Reaction to Obama’s Tuesday evening speech was swift and brutal. “JUNK SHOT,” blared Huffington Post’s homepage. “What was the point?” asked Jason Linkins. “What a terrible speech,” said Kevin Drum.
Having gone back and watched it a second time, I think these reactions may be a touch overwrought. Whenever Obama speaks, there’s always some set of politically engaged people who emerge disappointed that he was low-key and restrained when they wanted something grand and cathartic. That’s just the kind of politician he is.
Still, I can’t argue too much: Obama has never seemed less in command, less confident, less the master of his moment.
There is one bit of the speech the significance of which is being overlooked. It comes in the part on clean energy policy, which many commenters dismissed as palaver. “Cheap platitudes,” sniffed Josh Green. Clive Crook dismissed it as “lame, formulaic, [and] campaign-style.” “Little better than inaction,” concluded Ben Adler. “Basically,” said Jon Chait, “he’s saying he just wants some kind of bill.” Drum snarks, “This gives pabulum a bad name. … He didn’t say a single word about what he himself wanted.”
But that’s not quite right. Obama didn’t mention a cap on carbon, but he did mention a few specific things, and what he chose to mention has significance.
Accept, for the sake of argument, that the prospect of a cap or price on carbon is dead this year and there’s nothing Obama can do to revive it — or at least that Obama and Rahm believe as much. (Or assume, as Marc Ambinder claims, that Obama’s strategy is to lay low, wait, and add a carbon price in conference.)
What, then, should he ask of a bill? What are the top energy, as opposed to climate, priorities? As it happens, most of the energy options on the table are mediocre-to-terrible (mainly Bingaman’s bill and Lugar’s bill). That side of the bill badly needs strengthening in three key areas if it’s to be a substantial step forward:
- It needs tougher, more ambitious energy efficiency provisions, particularly focused on the built environment. More efficiency would yield more jobs, lower household costs, and reduced greenhouse gas emissions.

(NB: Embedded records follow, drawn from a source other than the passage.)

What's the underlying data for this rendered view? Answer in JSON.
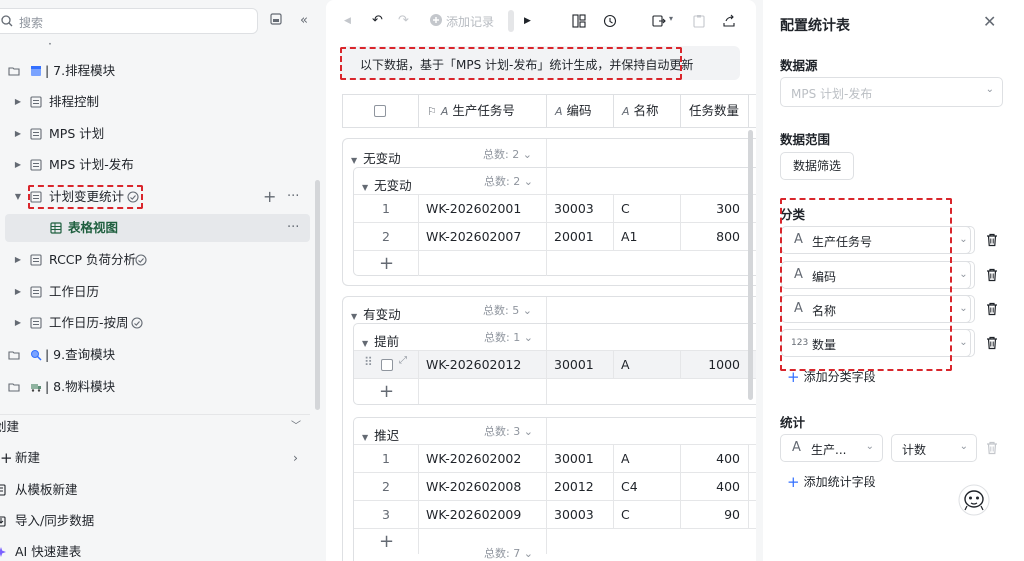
{
  "sidebar": {
    "search_placeholder": "搜索",
    "dot": "·",
    "items": [
      {
        "label": "| 7.排程模块"
      },
      {
        "label": "排程控制"
      },
      {
        "label": "MPS 计划"
      },
      {
        "label": "MPS 计划-发布"
      },
      {
        "label": "计划变更统计"
      },
      {
        "label": "表格视图"
      },
      {
        "label": "RCCP 负荷分析"
      },
      {
        "label": "工作日历"
      },
      {
        "label": "工作日历-按周"
      },
      {
        "label": "| 9.查询模块"
      },
      {
        "label": "| 8.物料模块"
      }
    ],
    "create_section": "创建",
    "new_label": "新建",
    "from_template": "从模板新建",
    "import_sync": "导入/同步数据",
    "ai_build": "AI 快速建表"
  },
  "toolbar": {
    "add_record": "添加记录"
  },
  "notice": "以下数据，基于「MPS 计划-发布」统计生成，并保持自动更新",
  "grid": {
    "columns": [
      "生产任务号",
      "编码",
      "名称",
      "任务数量"
    ],
    "total_label": "总数",
    "groups": [
      {
        "title": "无变动",
        "count": "2",
        "subgroups": [
          {
            "title": "无变动",
            "count": "2",
            "rows": [
              {
                "idx": "1",
                "task": "WK-202602001",
                "code": "30003",
                "name": "C",
                "qty": "300"
              },
              {
                "idx": "2",
                "task": "WK-202602007",
                "code": "20001",
                "name": "A1",
                "qty": "800"
              }
            ]
          }
        ]
      },
      {
        "title": "有变动",
        "count": "5",
        "subgroups": [
          {
            "title": "提前",
            "count": "1",
            "rows": [
              {
                "idx": "",
                "task": "WK-202602012",
                "code": "30001",
                "name": "A",
                "qty": "1000"
              }
            ]
          },
          {
            "title": "推迟",
            "count": "3",
            "rows": [
              {
                "idx": "1",
                "task": "WK-202602002",
                "code": "30001",
                "name": "A",
                "qty": "400"
              },
              {
                "idx": "2",
                "task": "WK-202602008",
                "code": "20012",
                "name": "C4",
                "qty": "400"
              },
              {
                "idx": "3",
                "task": "WK-202602009",
                "code": "30003",
                "name": "C",
                "qty": "90"
              }
            ]
          }
        ]
      }
    ],
    "grand_total": "7"
  },
  "panel": {
    "title": "配置统计表",
    "datasource_label": "数据源",
    "datasource_value": "MPS 计划-发布",
    "range_label": "数据范围",
    "filter_button": "数据筛选",
    "group_label": "分类",
    "group_fields": [
      {
        "type": "A",
        "name": "生产任务号"
      },
      {
        "type": "A",
        "name": "编码"
      },
      {
        "type": "A",
        "name": "名称"
      },
      {
        "type": "123",
        "name": "数量"
      }
    ],
    "add_group_field": "添加分类字段",
    "stat_label": "统计",
    "stat_field": "生产...",
    "stat_method": "计数",
    "add_stat_field": "添加统计字段"
  },
  "colors": {
    "highlight": "#d9262c",
    "accent": "#3370ff",
    "selected_text": "#1f5f3f"
  }
}
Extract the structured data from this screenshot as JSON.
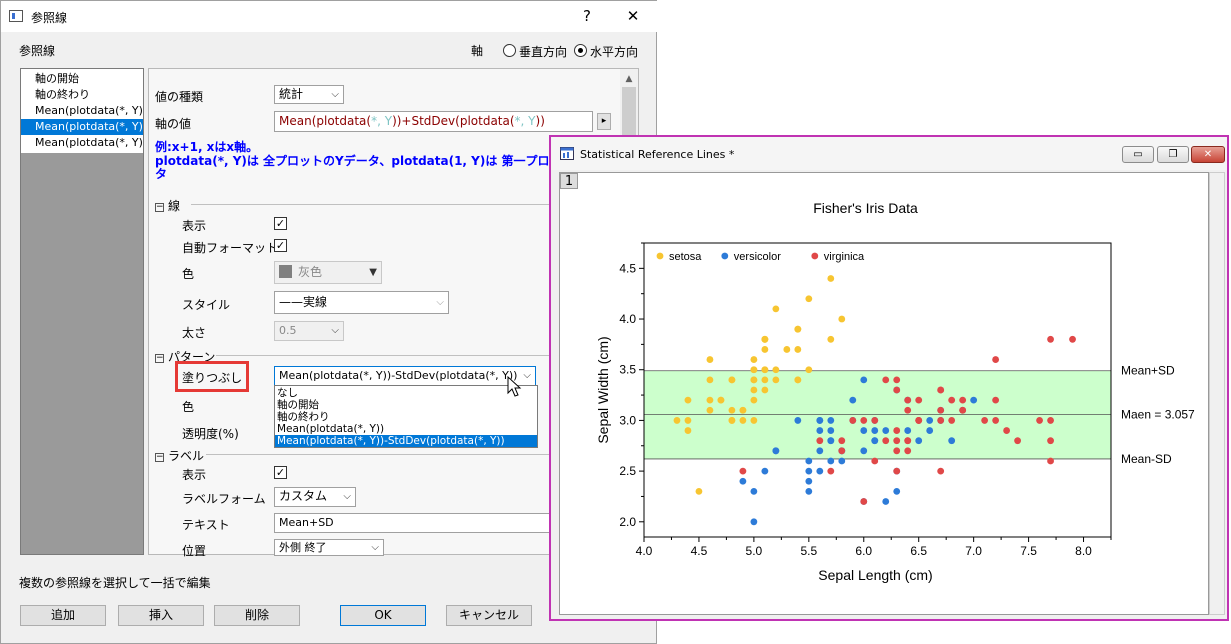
{
  "dialog": {
    "title": "参照線",
    "help_label": "?",
    "close_label": "✕",
    "section_label": "参照線",
    "axis_label": "軸",
    "axis_options": [
      "垂直方向",
      "水平方向"
    ],
    "axis_selected": 1,
    "tree_items": [
      "軸の開始",
      "軸の終わり",
      "Mean(plotdata(*, Y))",
      "Mean(plotdata(*, Y))",
      "Mean(plotdata(*, Y))"
    ],
    "tree_selected": 3,
    "value_type_label": "値の種類",
    "value_type_value": "統計",
    "axis_value_label": "軸の値",
    "axis_value_parts": [
      "Mean(plotdata(",
      "*, Y",
      "))+StdDev(plotdata(",
      "*, Y",
      "))"
    ],
    "expand_button_label": "▸",
    "hint_line1": "例:x+1, xはx軸。",
    "hint_line2": "plotdata(*, Y)は 全プロットのYデータ、plotdata(1, Y)は 第一プロッ",
    "hint_line3": "タ",
    "line_section": {
      "title": "線",
      "show_label": "表示",
      "auto_format_label": "自動フォーマット",
      "color_label": "色",
      "color_value": "灰色",
      "style_label": "スタイル",
      "style_value": "——実線",
      "width_label": "太さ",
      "width_value": "0.5"
    },
    "pattern_section": {
      "title": "パターン",
      "fill_label": "塗りつぶし",
      "fill_value": "Mean(plotdata(*, Y))-StdDev(plotdata(*, Y))",
      "color_label": "色",
      "transparency_label": "透明度(%)",
      "dropdown_options": [
        "なし",
        "軸の開始",
        "軸の終わり",
        "Mean(plotdata(*, Y))",
        "Mean(plotdata(*, Y))-StdDev(plotdata(*, Y))"
      ],
      "dropdown_selected": 4
    },
    "label_section": {
      "title": "ラベル",
      "show_label": "表示",
      "form_label": "ラベルフォーム",
      "form_value": "カスタム",
      "text_label": "テキスト",
      "text_value": "Mean+SD",
      "position_label": "位置",
      "position_value": "外側 終了"
    },
    "bulk_edit_label": "複数の参照線を選択して一括で編集",
    "buttons": {
      "add": "追加",
      "insert": "挿入",
      "delete": "削除",
      "ok": "OK",
      "cancel": "キャンセル"
    },
    "colors": {
      "selection": "#0078d7",
      "highlight_box": "#e53935",
      "hint_text": "#0000ff",
      "formula_text": "#8b0000"
    }
  },
  "graph_window": {
    "title": "Statistical Reference Lines *",
    "page_tab": "1",
    "buttons": [
      "▭",
      "❐",
      "✕"
    ],
    "colors": {
      "border": "#c033b3",
      "band_fill": "#ccffcc",
      "setosa": "#f7c531",
      "versicolor": "#2d7bd8",
      "virginica": "#e04848"
    }
  },
  "chart_data": {
    "type": "scatter",
    "title": "Fisher's Iris Data",
    "xlabel": "Sepal Length (cm)",
    "ylabel": "Sepal Width (cm)",
    "xlim": [
      4.0,
      8.25
    ],
    "ylim": [
      1.85,
      4.75
    ],
    "xticks": [
      "4.0",
      "4.5",
      "5.0",
      "5.5",
      "6.0",
      "6.5",
      "7.0",
      "7.5",
      "8.0"
    ],
    "yticks": [
      "2.0",
      "2.5",
      "3.0",
      "3.5",
      "4.0",
      "4.5"
    ],
    "legend": [
      "setosa",
      "versicolor",
      "virginica"
    ],
    "legend_position": "top-left",
    "grid": false,
    "reference_lines": [
      {
        "label": "Mean+SD",
        "y": 3.49
      },
      {
        "label": "Maen = 3.057",
        "y": 3.057
      },
      {
        "label": "Mean-SD",
        "y": 2.62
      }
    ],
    "band": [
      2.62,
      3.49
    ],
    "series": [
      {
        "name": "setosa",
        "points": [
          [
            5.1,
            3.5
          ],
          [
            4.9,
            3.0
          ],
          [
            4.7,
            3.2
          ],
          [
            4.6,
            3.1
          ],
          [
            5.0,
            3.6
          ],
          [
            5.4,
            3.9
          ],
          [
            4.6,
            3.4
          ],
          [
            5.0,
            3.4
          ],
          [
            4.4,
            2.9
          ],
          [
            4.9,
            3.1
          ],
          [
            5.4,
            3.7
          ],
          [
            4.8,
            3.4
          ],
          [
            4.8,
            3.0
          ],
          [
            4.3,
            3.0
          ],
          [
            5.8,
            4.0
          ],
          [
            5.7,
            4.4
          ],
          [
            5.4,
            3.9
          ],
          [
            5.1,
            3.5
          ],
          [
            5.7,
            3.8
          ],
          [
            5.1,
            3.8
          ],
          [
            5.4,
            3.4
          ],
          [
            5.1,
            3.7
          ],
          [
            4.6,
            3.6
          ],
          [
            5.1,
            3.3
          ],
          [
            4.8,
            3.4
          ],
          [
            5.0,
            3.0
          ],
          [
            5.0,
            3.4
          ],
          [
            5.2,
            3.5
          ],
          [
            5.2,
            3.4
          ],
          [
            4.7,
            3.2
          ],
          [
            4.8,
            3.1
          ],
          [
            5.4,
            3.4
          ],
          [
            5.2,
            4.1
          ],
          [
            5.5,
            4.2
          ],
          [
            4.9,
            3.1
          ],
          [
            5.0,
            3.2
          ],
          [
            5.5,
            3.5
          ],
          [
            4.4,
            3.0
          ],
          [
            5.1,
            3.4
          ],
          [
            5.0,
            3.5
          ],
          [
            4.5,
            2.3
          ],
          [
            4.4,
            3.2
          ],
          [
            5.0,
            3.5
          ],
          [
            5.1,
            3.8
          ],
          [
            4.8,
            3.0
          ],
          [
            5.1,
            3.8
          ],
          [
            4.6,
            3.2
          ],
          [
            5.3,
            3.7
          ],
          [
            5.0,
            3.3
          ]
        ]
      },
      {
        "name": "versicolor",
        "points": [
          [
            7.0,
            3.2
          ],
          [
            6.4,
            3.2
          ],
          [
            6.9,
            3.1
          ],
          [
            5.5,
            2.3
          ],
          [
            6.5,
            2.8
          ],
          [
            5.7,
            2.8
          ],
          [
            6.3,
            3.3
          ],
          [
            4.9,
            2.4
          ],
          [
            6.6,
            2.9
          ],
          [
            5.2,
            2.7
          ],
          [
            5.0,
            2.0
          ],
          [
            5.9,
            3.0
          ],
          [
            6.0,
            2.2
          ],
          [
            6.1,
            2.9
          ],
          [
            5.6,
            2.9
          ],
          [
            6.7,
            3.1
          ],
          [
            5.6,
            3.0
          ],
          [
            5.8,
            2.7
          ],
          [
            6.2,
            2.2
          ],
          [
            5.6,
            2.5
          ],
          [
            5.9,
            3.2
          ],
          [
            6.1,
            2.8
          ],
          [
            6.3,
            2.5
          ],
          [
            6.4,
            2.9
          ],
          [
            6.6,
            3.0
          ],
          [
            6.8,
            2.8
          ],
          [
            6.7,
            3.0
          ],
          [
            6.0,
            2.9
          ],
          [
            5.7,
            2.6
          ],
          [
            5.5,
            2.4
          ],
          [
            5.8,
            2.7
          ],
          [
            6.0,
            2.7
          ],
          [
            5.4,
            3.0
          ],
          [
            6.0,
            3.4
          ],
          [
            6.3,
            2.3
          ],
          [
            5.6,
            3.0
          ],
          [
            5.5,
            2.5
          ],
          [
            5.5,
            2.6
          ],
          [
            6.1,
            3.0
          ],
          [
            5.8,
            2.6
          ],
          [
            5.0,
            2.3
          ],
          [
            5.6,
            2.7
          ],
          [
            5.7,
            3.0
          ],
          [
            5.7,
            2.9
          ],
          [
            6.2,
            2.9
          ],
          [
            5.1,
            2.5
          ],
          [
            5.7,
            2.8
          ],
          [
            5.2,
            2.7
          ],
          [
            6.1,
            2.8
          ]
        ]
      },
      {
        "name": "virginica",
        "points": [
          [
            6.3,
            3.3
          ],
          [
            5.8,
            2.7
          ],
          [
            7.1,
            3.0
          ],
          [
            6.3,
            2.9
          ],
          [
            6.5,
            3.0
          ],
          [
            7.6,
            3.0
          ],
          [
            4.9,
            2.5
          ],
          [
            7.3,
            2.9
          ],
          [
            6.7,
            2.5
          ],
          [
            7.2,
            3.6
          ],
          [
            6.5,
            3.2
          ],
          [
            6.4,
            2.7
          ],
          [
            6.8,
            3.0
          ],
          [
            5.7,
            2.5
          ],
          [
            5.8,
            2.8
          ],
          [
            6.4,
            3.2
          ],
          [
            6.5,
            3.0
          ],
          [
            7.7,
            3.8
          ],
          [
            7.7,
            2.6
          ],
          [
            6.0,
            2.2
          ],
          [
            6.9,
            3.2
          ],
          [
            5.6,
            2.8
          ],
          [
            7.7,
            2.8
          ],
          [
            6.3,
            2.7
          ],
          [
            6.7,
            3.3
          ],
          [
            7.2,
            3.2
          ],
          [
            6.2,
            2.8
          ],
          [
            6.1,
            3.0
          ],
          [
            6.4,
            2.8
          ],
          [
            7.2,
            3.0
          ],
          [
            7.4,
            2.8
          ],
          [
            7.9,
            3.8
          ],
          [
            6.4,
            2.8
          ],
          [
            6.3,
            2.8
          ],
          [
            6.1,
            2.6
          ],
          [
            7.7,
            3.0
          ],
          [
            6.3,
            3.4
          ],
          [
            6.4,
            3.1
          ],
          [
            6.0,
            3.0
          ],
          [
            6.9,
            3.1
          ],
          [
            6.7,
            3.1
          ],
          [
            6.9,
            3.1
          ],
          [
            6.8,
            3.2
          ],
          [
            6.7,
            3.3
          ],
          [
            6.7,
            3.0
          ],
          [
            6.3,
            2.5
          ],
          [
            6.5,
            3.0
          ],
          [
            6.2,
            3.4
          ],
          [
            5.9,
            3.0
          ]
        ]
      }
    ]
  }
}
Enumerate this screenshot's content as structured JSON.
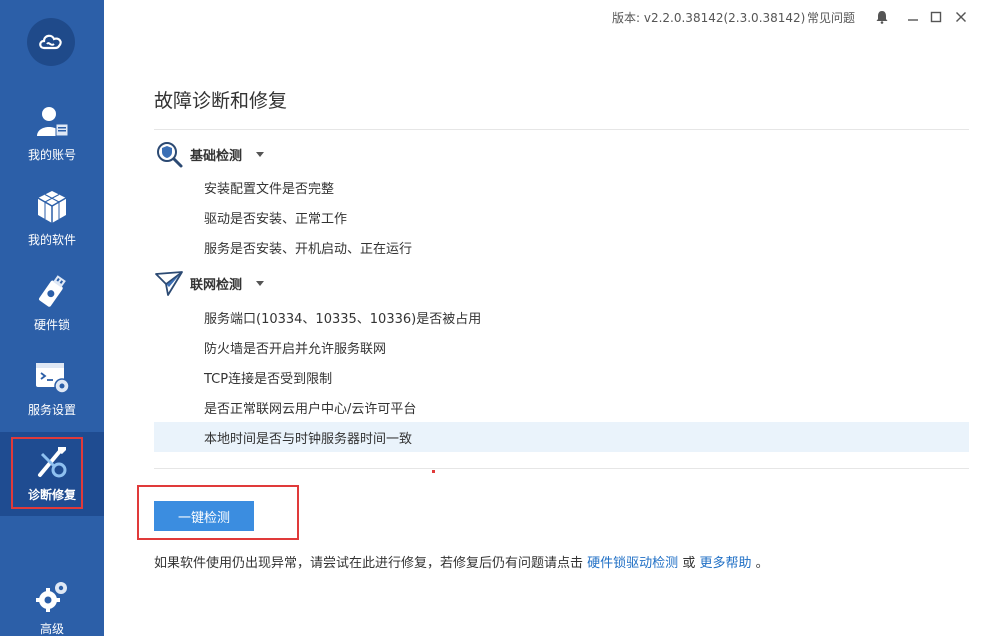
{
  "window": {
    "version": "版本: v2.2.0.38142(2.3.0.38142)",
    "faq_label": "常见问题"
  },
  "sidebar": {
    "items": [
      {
        "label": "我的账号",
        "icon": "user-icon"
      },
      {
        "label": "我的软件",
        "icon": "cube-icon"
      },
      {
        "label": "硬件锁",
        "icon": "usb-key-icon"
      },
      {
        "label": "服务设置",
        "icon": "service-settings-icon"
      },
      {
        "label": "诊断修复",
        "icon": "repair-tools-icon"
      },
      {
        "label": "高级",
        "icon": "gears-icon"
      }
    ],
    "active_index": 4
  },
  "main": {
    "title": "故障诊断和修复",
    "sections": [
      {
        "title": "基础检测",
        "icon": "magnifier-shield-icon",
        "items": [
          "安装配置文件是否完整",
          "驱动是否安装、正常工作",
          "服务是否安装、开机启动、正在运行"
        ]
      },
      {
        "title": "联网检测",
        "icon": "paper-plane-icon",
        "items": [
          "服务端口(10334、10335、10336)是否被占用",
          "防火墙是否开启并允许服务联网",
          "TCP连接是否受到限制",
          "是否正常联网云用户中心/云许可平台",
          "本地时间是否与时钟服务器时间一致"
        ]
      }
    ],
    "detect_button": "一键检测",
    "help": {
      "prefix": "如果软件使用仍出现异常，请尝试在此进行修复，若修复后仍有问题请点击",
      "link1": "硬件锁驱动检测",
      "connector": "或",
      "link2": "更多帮助",
      "suffix": "。"
    }
  },
  "colors": {
    "sidebar": "#2c5fa8",
    "accent": "#3b8de0",
    "link": "#1f6fc5",
    "highlight_row": "#eaf3fb",
    "annotation_red": "#e03a3a"
  }
}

- It needs a stronger renewable energy standard, one that spurs more renewable energy deployment than business-as-usual (unlike Bingaman’s meager [PDF] 15 percent by 2021) and is focused on renewable energy rather than clean coal and nuclear (unlike Lugar’s “clean energy standard“).
- Finally, it needs to invest a hell of a lot more money into clean energy R&D.
So what three policies did Obama choose to call out individually?
Some have suggested raising efficiency standards in our buildings like we did in our cars and trucks. Some believe we should set standards to ensure that more of our electricity comes from wind and solar power. Others wonder why the energy industry only spends a fraction of what the high-tech industry does on research and development — and want to rapidly boost our investments in such research and development.
I could be reading too much into this — “some believe” and “others wonder” aren’t exactly cris de coeur — but these words were chosen carefully. Normally Obama’s energy pitch includes ritual nods to “clean coal,” nuclear power, and domestic drilling. None of those made an appearance last night; it was only energy efficiency and renewable energy. That strikes me as a deliberate (and welcome) message to the Senate about what Obama wants on the energy side of a bill.
That’s hardly enough to salvage the speech, of course. But it’s not nothing.